Was ändert sich dadurch?
Aufgrund der hohen Verbreitung der Karte und eines Trends zum kontaktlosen Bezahlen
ist davon auszugehen, dass dieser Schritt viele Sparkassen-Kunden beflügelt, sich
mit der Zahlungsfunktion ihres iPhones zu beschäftigen. Bankkunden, die bisher ihre
Kreditkarte in Apple Pay integriert hatten, stehen damit wieder vor derselben Entscheidung
wie früher beim Blick ins Portemonnaie, nämlich ob sie eine Zahlung mit der Debit-
oder der Kreditkarte ausführen sollen. Während die Kreditkartenanbieter bisher leicht
von der Integration ihrer Produkte in Smartphones oder Smartwatches profitieren konnten,
so ist dieser Vorsprung nun wiederum aufgezehrt.
Welche Rolle spielen Hersteller von Bezahlterminals?
Die Auswahl des Devices, mit dem eine kontaktlose Zahlung vorgenommen wird, bietet
den Herstellern von Terminals wenig Differenzierungsspielraum, um sich vom Wettbewerb
abzuheben. In Deutschland sind Terminals ohne Nahfeldkommunikation, besser bekannt
als NFC-Funktion, kaum noch vorhanden. Ein kleiner Unterschied besteht noch darin,
ob die Geräte die Consumer Device Cardholder Verification Method beherrschen, also
die Authentifizierungsmethode von Devices wie Smartphones oder Wearables nutzen, anstatt
die PIN-Eingabe auszulösen. Mit der zunehmenden Verbreitung von Mobile Wallets wie
Apple Pay und Google Pay wird die Nachfrage des Handels nach diesen Geräten steigen.
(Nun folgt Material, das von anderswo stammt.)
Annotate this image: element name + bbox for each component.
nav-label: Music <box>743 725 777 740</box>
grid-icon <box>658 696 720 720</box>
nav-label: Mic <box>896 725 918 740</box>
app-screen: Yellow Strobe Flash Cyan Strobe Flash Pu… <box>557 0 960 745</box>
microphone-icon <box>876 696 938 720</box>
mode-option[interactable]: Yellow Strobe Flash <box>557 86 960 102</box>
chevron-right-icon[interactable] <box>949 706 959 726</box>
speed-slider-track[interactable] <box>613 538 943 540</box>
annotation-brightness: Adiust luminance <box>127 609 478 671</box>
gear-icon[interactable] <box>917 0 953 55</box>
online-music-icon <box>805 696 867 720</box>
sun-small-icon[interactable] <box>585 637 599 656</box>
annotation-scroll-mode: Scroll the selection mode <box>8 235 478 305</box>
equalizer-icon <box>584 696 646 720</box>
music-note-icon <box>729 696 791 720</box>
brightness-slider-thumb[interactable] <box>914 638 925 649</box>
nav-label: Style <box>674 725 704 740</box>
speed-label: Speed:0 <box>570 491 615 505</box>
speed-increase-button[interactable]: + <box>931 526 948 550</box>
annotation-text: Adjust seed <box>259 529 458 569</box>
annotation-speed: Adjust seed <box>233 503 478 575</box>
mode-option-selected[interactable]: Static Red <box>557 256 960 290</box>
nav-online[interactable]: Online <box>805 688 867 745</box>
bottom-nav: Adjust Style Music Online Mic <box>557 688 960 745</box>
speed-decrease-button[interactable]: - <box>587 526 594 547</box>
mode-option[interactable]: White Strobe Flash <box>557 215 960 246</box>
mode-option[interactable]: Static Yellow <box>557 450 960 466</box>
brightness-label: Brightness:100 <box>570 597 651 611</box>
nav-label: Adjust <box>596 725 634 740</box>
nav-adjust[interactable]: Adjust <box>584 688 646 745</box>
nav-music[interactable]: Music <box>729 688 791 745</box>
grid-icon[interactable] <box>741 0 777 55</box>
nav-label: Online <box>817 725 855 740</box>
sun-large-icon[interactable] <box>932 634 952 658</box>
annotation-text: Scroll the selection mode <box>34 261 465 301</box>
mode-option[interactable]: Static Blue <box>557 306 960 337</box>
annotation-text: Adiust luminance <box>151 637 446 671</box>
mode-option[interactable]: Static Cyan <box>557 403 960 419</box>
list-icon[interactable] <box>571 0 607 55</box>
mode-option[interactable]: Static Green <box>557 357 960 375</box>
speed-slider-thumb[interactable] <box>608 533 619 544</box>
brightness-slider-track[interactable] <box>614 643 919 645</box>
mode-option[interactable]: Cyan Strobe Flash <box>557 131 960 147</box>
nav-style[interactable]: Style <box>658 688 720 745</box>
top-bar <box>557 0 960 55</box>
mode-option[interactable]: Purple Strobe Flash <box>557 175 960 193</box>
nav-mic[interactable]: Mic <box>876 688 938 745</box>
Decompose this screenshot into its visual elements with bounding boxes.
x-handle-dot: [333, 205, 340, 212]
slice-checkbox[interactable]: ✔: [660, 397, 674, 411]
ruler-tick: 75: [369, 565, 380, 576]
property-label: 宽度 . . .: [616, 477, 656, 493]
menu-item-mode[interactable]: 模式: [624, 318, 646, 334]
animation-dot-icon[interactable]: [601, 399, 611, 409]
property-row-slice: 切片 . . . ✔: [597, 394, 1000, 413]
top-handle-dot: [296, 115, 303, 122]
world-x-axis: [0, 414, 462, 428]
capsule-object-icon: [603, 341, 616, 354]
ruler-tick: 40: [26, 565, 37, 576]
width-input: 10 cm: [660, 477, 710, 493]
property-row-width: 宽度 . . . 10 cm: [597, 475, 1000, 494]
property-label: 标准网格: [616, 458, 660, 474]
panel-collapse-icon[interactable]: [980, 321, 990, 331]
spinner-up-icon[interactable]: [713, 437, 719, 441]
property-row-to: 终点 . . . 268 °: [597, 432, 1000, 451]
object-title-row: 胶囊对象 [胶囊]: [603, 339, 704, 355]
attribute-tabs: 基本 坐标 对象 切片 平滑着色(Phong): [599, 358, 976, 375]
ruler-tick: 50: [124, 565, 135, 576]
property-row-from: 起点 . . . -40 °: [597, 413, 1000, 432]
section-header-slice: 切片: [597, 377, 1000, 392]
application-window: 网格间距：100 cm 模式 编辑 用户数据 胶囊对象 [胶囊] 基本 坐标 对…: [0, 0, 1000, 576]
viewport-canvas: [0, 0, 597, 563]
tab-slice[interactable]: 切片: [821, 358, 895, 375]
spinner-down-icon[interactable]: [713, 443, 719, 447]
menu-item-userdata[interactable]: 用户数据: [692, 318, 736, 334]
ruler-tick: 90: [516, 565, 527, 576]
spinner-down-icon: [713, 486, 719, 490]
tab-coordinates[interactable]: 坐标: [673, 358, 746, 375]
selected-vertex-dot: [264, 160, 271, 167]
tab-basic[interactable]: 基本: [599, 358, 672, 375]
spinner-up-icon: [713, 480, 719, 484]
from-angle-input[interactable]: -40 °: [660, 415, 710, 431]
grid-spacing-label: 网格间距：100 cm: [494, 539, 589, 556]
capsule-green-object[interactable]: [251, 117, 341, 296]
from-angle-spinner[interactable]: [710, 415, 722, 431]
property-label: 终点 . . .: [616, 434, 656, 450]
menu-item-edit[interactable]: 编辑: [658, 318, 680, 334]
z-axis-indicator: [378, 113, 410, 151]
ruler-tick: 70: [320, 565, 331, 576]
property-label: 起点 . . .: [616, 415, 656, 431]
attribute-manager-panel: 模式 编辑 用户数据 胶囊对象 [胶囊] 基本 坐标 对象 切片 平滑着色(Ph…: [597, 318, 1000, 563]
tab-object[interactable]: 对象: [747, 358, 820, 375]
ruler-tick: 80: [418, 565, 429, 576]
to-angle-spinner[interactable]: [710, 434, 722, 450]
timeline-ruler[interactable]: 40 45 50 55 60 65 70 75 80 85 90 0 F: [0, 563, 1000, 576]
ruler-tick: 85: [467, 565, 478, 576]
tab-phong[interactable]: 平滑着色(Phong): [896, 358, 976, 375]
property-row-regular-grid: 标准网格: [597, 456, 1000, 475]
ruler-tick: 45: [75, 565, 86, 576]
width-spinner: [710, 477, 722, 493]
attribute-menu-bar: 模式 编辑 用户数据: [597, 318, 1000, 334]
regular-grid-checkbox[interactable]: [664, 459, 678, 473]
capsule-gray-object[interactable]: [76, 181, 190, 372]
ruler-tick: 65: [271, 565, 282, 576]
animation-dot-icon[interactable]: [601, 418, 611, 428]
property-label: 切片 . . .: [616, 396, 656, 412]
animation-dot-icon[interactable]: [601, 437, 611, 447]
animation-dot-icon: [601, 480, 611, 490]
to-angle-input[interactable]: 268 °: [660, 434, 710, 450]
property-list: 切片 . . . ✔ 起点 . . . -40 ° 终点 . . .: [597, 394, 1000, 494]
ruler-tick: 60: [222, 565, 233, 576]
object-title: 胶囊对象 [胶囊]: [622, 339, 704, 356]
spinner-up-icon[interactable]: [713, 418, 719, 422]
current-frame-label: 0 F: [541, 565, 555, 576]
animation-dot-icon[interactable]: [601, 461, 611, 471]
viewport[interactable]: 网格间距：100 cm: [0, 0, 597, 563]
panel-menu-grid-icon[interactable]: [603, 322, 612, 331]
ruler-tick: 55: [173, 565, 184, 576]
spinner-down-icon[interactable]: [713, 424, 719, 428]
Damit werden die Terminal-Hersteller nicht umhinkommen, die Nutzung von beispielsweise
Smartphone plus Wallet so komfortabel wie möglich zu gestalten.
Es heißt, dass Apple bei einem Bezahlvorgang über seine Wallet bis zu 25 Basispunkte
Transaktionsanteil erhält. Warum lassen sich Kreditinstitute darauf ein?
Die zögerliche Einführung von Apple Pay in Deutschland wird von nicht wenigen Branchenkennern
mit dem Verhandlungspoker um die Transaktionsanteile in Verbindung gebracht, die Apple
von den Banken verlangt haben soll. Angesichts der geringen Margen, die kartenausgebende
Institute bei Zahlungen im Handel erwarten können, ist es doppelt schmerzlich, sie
auch noch mit einem Technologiepartner zu teilen. Die angekündigte Integration der
Sparkassen-Girocard in Apple Pay zeigt jedoch: Es muss auf beiden Seiten Einigungswillen
gegeben haben. Das ist auch kein Wunder, denn bei einer dauerhaften gegenseitigen
Blockade einer marktreifen Technologie verlieren am Ende beide Seiten - an Ansehen
und an Kunden. Ein interessanter Seitenaspekt ist, dass die Sparkassen die gerichtlich
erzwungene Öffnung der Apple-NFC-Schnittstelle nun nicht nutzen werden.